“Eh, ini di Kompas bilang kalau tanggal 25 sampai 27 mau ada mogok produksi tahu tempe lho, Bu. Ini rencananya di Jakarta, tapi sepertinya bisa menyebar ke seluruh Indonesia,” jawab saya sambil makan tahu goreng.
Tahu... Tempe...
Di rumah Lumajang, tahu adalah makanan favorit saya yang hampir selalu dihidangkan dengan aneka rupa oleh Ibu saya. Mulai dari sekedar digoreng saja, dibuat sup tahu+jagung, tahu campur, tahu diaduk dengan telur, dan lain-lain. Sedangkan di rumah desa di Jember, tempe adalah makanan yang dihidangkan oleh Ibu mertua saya setiap pagi. Sejak saya menjadi mantunya, tak pernah tak sehari pun yang saya tak menemukan tempe goreng di meja makan. Bosan? Kok kayaknya ya enggak tuh ya! Semua lahap, apalagi ketika masih hangat...
Hmmfffhhh...
Belum lagi soal beras. Ketika Kementerian Pertanian menyatakan kita surplus beras, kok ya Kementerian Perdagangan malah mau impor beras. Anomali-anomali inilah yang selalu menjadi bibit ketidakpercayaan atas komitmen pemerintah untuk berpihak pada hajat hidup orang banyak. Bagaimana ketimpangan tidak semakin dalam jika keberpihakan dan kemampuan untuk mengatasi persoalan yang menyangkut perut rakyat kebanyakan ya tidak kunjung teratasi.

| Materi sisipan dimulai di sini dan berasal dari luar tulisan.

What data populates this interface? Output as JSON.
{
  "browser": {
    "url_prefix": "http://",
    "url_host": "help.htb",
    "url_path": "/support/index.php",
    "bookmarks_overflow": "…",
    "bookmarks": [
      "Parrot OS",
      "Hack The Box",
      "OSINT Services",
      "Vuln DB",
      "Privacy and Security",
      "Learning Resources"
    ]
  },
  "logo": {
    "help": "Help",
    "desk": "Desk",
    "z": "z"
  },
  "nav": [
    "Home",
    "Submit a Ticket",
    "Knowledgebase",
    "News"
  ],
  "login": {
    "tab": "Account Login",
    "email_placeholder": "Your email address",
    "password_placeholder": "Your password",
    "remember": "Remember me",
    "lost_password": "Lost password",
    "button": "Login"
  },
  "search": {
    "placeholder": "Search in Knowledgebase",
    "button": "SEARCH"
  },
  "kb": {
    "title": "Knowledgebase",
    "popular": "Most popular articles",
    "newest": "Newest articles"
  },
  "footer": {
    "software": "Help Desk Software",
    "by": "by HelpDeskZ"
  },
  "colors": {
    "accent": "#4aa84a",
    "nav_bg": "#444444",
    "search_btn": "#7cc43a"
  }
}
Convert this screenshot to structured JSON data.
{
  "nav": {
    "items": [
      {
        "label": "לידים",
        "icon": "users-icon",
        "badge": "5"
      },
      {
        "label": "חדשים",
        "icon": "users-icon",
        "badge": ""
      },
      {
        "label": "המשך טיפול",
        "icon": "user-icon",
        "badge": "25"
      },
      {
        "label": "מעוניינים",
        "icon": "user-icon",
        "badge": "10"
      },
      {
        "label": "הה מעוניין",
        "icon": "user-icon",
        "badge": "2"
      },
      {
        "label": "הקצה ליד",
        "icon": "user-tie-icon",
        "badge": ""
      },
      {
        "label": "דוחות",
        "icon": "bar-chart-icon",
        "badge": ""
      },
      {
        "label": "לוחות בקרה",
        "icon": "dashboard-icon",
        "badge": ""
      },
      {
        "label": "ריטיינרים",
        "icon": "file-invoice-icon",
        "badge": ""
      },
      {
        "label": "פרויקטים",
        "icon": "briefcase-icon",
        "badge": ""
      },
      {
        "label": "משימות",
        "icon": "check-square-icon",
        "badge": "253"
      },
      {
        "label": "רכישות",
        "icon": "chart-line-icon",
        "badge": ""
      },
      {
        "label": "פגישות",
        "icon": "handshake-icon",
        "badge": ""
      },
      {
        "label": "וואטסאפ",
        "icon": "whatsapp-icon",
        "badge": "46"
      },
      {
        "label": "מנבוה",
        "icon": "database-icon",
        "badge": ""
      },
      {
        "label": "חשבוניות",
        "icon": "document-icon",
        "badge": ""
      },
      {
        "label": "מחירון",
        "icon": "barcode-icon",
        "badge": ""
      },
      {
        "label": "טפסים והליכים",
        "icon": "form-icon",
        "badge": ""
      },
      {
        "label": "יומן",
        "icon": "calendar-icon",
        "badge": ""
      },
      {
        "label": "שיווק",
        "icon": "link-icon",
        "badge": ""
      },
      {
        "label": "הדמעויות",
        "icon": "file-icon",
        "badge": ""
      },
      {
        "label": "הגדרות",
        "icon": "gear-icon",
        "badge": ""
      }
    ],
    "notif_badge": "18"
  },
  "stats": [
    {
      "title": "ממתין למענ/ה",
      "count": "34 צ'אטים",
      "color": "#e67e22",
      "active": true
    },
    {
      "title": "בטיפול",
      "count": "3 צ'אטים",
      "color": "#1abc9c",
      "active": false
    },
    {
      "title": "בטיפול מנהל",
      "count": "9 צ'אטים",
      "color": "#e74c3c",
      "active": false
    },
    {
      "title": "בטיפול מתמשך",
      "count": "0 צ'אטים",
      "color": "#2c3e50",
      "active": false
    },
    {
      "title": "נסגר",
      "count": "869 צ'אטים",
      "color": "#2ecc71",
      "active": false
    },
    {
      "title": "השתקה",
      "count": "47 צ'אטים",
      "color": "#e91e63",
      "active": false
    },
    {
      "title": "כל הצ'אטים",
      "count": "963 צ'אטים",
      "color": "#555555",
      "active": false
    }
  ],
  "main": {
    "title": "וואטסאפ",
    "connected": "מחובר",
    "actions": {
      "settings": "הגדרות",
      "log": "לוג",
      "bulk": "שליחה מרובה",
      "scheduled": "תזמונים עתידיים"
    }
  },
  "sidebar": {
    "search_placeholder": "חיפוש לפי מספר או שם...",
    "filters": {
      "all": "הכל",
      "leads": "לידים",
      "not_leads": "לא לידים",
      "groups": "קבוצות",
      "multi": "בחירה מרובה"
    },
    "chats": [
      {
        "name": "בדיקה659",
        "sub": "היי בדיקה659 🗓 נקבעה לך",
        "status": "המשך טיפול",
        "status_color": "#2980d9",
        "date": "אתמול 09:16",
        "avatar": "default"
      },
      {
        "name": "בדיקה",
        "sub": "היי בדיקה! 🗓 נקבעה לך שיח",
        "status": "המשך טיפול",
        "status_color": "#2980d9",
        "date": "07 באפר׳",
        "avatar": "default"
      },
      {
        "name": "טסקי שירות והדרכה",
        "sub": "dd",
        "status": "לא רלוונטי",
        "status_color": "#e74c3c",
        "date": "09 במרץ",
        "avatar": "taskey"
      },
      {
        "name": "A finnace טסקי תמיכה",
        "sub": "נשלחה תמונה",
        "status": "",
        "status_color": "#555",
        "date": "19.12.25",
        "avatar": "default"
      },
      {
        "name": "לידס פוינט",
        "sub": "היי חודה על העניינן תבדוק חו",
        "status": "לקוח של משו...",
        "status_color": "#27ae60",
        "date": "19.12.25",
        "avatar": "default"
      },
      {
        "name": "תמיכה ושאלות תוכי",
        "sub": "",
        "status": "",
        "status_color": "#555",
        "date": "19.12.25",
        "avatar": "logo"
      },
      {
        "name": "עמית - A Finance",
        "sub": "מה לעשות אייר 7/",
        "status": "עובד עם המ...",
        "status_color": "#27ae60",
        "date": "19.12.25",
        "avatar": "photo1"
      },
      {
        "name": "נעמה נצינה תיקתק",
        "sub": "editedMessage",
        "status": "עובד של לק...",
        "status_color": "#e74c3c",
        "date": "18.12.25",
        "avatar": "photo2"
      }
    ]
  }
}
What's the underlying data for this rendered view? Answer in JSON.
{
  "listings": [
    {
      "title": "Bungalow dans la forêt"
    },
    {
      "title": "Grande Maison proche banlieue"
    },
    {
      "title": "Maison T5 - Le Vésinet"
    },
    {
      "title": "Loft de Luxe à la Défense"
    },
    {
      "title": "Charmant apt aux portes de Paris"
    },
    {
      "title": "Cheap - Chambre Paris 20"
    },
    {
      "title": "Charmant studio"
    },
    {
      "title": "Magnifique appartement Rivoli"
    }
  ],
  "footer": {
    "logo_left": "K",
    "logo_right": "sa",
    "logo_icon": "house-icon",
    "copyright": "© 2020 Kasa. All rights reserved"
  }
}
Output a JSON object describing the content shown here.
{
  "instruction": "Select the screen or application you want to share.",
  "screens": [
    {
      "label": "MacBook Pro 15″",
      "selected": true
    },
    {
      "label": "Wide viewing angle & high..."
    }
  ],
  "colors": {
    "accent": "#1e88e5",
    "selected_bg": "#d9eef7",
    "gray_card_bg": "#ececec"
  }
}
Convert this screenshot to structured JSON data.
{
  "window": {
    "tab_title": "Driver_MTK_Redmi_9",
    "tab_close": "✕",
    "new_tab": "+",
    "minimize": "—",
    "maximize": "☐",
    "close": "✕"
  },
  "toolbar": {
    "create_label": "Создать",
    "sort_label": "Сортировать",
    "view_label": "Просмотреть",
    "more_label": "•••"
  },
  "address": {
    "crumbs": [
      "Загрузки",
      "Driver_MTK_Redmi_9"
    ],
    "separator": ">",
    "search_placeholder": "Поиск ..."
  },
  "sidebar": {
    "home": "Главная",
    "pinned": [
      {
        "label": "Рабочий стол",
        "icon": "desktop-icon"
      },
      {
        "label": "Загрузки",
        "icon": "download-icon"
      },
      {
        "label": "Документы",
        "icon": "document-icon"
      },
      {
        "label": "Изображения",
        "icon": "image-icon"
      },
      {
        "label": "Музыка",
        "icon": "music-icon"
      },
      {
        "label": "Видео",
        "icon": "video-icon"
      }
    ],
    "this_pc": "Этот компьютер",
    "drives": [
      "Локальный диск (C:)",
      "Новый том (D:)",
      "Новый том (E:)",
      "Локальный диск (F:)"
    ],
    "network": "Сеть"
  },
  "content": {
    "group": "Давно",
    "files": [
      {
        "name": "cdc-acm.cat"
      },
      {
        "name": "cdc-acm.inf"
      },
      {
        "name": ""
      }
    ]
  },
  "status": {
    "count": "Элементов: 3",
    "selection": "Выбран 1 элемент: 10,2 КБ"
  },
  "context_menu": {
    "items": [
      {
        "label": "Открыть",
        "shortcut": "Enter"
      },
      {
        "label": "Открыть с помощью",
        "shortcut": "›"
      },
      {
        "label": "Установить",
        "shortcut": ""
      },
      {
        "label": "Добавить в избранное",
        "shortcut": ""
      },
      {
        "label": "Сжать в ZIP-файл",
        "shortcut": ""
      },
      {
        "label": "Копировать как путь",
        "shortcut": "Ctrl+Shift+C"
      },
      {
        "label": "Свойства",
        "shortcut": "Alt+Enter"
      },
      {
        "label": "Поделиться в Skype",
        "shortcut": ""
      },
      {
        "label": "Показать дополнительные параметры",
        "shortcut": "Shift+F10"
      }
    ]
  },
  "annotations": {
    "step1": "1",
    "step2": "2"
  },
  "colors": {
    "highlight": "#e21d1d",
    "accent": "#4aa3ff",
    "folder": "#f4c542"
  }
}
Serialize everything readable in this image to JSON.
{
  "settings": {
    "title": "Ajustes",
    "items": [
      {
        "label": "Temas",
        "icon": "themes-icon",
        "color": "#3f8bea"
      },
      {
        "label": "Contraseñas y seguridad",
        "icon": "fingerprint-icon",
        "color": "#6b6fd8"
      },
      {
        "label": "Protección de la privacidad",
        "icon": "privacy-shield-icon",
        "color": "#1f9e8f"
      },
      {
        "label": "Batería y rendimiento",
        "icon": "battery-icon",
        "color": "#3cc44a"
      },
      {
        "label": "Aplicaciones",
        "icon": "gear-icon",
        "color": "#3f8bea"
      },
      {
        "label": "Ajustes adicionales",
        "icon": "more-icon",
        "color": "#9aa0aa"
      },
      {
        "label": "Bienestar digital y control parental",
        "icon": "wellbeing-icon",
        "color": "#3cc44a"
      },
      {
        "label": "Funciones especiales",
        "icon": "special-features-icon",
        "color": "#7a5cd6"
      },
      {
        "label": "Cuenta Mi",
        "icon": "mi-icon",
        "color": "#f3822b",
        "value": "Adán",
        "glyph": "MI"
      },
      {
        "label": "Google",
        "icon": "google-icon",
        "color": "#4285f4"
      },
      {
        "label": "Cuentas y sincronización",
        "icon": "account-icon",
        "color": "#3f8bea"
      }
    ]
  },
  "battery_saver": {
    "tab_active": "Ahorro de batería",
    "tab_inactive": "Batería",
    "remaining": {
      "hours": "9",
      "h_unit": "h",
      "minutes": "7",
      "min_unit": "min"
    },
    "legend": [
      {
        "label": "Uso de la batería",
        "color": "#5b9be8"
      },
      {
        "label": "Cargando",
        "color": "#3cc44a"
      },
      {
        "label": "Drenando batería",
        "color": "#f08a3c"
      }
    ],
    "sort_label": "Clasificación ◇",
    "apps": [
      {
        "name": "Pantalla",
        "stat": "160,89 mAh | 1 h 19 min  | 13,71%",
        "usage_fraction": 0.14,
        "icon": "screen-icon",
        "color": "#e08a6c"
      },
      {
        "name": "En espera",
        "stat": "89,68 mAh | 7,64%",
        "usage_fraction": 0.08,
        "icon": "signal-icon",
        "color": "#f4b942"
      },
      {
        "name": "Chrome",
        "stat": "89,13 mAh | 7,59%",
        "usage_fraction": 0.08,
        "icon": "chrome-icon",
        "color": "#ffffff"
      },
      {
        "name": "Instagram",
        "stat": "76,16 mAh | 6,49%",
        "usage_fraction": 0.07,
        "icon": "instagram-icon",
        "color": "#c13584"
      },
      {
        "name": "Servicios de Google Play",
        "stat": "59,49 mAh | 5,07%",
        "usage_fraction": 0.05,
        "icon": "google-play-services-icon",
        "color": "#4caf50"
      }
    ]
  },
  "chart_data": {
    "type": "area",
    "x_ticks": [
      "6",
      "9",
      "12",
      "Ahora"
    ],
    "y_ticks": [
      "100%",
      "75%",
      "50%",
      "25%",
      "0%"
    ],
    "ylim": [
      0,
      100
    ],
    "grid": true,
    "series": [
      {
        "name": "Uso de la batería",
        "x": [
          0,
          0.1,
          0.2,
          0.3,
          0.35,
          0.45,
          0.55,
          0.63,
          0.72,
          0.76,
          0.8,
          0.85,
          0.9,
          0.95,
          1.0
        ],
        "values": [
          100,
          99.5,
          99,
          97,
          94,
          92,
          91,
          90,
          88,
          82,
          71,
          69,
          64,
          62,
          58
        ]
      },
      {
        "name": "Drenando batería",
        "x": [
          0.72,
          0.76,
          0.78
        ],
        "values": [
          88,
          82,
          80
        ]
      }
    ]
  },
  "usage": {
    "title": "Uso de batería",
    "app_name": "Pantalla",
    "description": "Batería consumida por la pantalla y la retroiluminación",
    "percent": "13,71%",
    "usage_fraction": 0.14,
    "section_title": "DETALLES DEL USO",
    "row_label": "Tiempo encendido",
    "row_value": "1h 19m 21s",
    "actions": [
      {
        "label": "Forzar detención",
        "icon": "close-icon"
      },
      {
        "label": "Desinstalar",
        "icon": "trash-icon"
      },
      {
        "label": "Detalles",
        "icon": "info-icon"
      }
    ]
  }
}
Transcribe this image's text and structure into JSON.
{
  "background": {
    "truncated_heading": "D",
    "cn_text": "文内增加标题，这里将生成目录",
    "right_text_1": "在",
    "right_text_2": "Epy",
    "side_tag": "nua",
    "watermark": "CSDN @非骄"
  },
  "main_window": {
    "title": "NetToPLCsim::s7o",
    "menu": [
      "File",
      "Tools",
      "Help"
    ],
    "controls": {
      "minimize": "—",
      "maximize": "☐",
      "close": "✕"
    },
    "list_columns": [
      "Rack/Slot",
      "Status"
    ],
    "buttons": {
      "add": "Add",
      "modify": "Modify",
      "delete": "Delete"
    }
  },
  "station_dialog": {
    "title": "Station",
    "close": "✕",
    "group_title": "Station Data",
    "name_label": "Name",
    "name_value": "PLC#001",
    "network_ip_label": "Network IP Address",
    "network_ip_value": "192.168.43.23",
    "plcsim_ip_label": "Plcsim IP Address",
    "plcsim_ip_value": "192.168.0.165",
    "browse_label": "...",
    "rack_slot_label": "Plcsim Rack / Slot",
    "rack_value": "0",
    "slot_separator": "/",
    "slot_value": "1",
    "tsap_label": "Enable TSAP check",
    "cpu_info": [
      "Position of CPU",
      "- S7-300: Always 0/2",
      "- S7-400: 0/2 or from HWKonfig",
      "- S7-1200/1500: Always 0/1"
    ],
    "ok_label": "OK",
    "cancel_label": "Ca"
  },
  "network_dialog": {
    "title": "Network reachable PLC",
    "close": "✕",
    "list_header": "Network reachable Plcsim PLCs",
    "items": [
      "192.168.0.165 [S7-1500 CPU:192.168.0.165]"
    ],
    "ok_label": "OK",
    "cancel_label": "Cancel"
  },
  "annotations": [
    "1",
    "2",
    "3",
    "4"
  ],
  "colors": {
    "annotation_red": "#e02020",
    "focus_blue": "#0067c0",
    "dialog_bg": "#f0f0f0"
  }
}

Ya sudahlah, mumpung Ramadan. Nanti di sepertiga malam terakhir, mari kita doakan agar pemerintah saat ini dan yang akan datang tergugah untuk bertindak tegas terhadap mafia importir yang mengganggu kedaulatan rakyat. Kita doakan juga agar pemerintah saat ini dan yang akan datang tergugah untuk memetakan arah kebijakan ekonomi nasional agar ditujukan kepada sektor-sektor yang sarat dengan kepentingan rakyat, baik itu potensi maupun kapasitas rakyat, serta sesuai dengan tersedianya sumber daya manusia (SDM) dan sumber daya alam (SDA) nasional. Semoga pemimpin masa depan kelak berpihak pada pilihan strategis berbasis SDM dan SDA dalam negeri, bertitik sentral pada rakyat, dan mengutamakan kepentingan rakyat. Selamat istirahat... Have a nice dream all.